Ekonomist İstihbarat Birimi’nin (EIU) 2023 Dünya Çapında Yaşam Maliyeti raporundaki en son açıklamalarda ilgi çekici bir trend ortaya çıktı: Amerika Birleşik Devletleri gezegenin en pahalı şehirlerinden bazılarına ev sahipliği yapıyor. Bu kapsamlı çalışma, 173 küresel şehirde 200 ürün ve hizmeti kapsayan 400’ün üzerinde fiyatı titizlikle karşılaştırarak kentsel yaşam maliyetlerine ilişkin benzersiz bir bakış açısı sunuyor. Bu yılın raporu, yaşam giderlerinde ortalama yüzde 7,4 artışla kayda değer bir artış olduğunu gösteriyor.

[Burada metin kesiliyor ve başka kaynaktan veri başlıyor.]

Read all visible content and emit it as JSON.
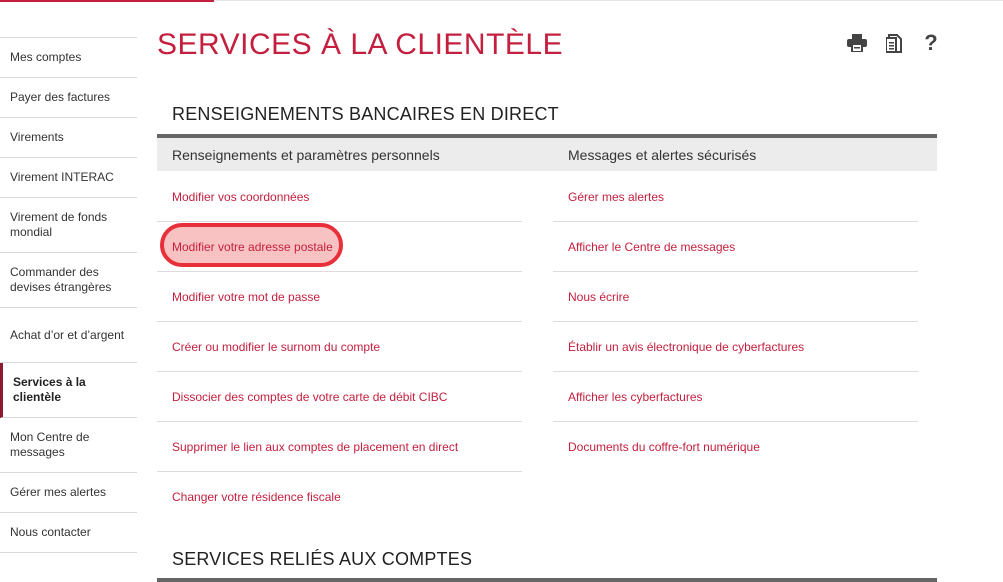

Tedarik zincirindeki aksaklıkların hafiflemesi, enerji fiyatlarındaki artışlar gibi faktörler bu rakamlarda etkili oldu. Listenin başında Singapur ve İsviçre’nin Zürih kenti en pahalı şehirler olarak yer alıyor. Özellikle bu, Singapur’un 11 yıl içinde bu unvana sahip olduğu dokuzuncu örnektir. Amerikan şehirleri arasında, bu listenin üst sıralarında yer alan tutarlı bir özellik olan New York City, şu anda İsviçre’nin Cenevre kentiyle üçüncü sırada yer alıyor. Geçen yıl Singapur ile zirveyi paylaştı.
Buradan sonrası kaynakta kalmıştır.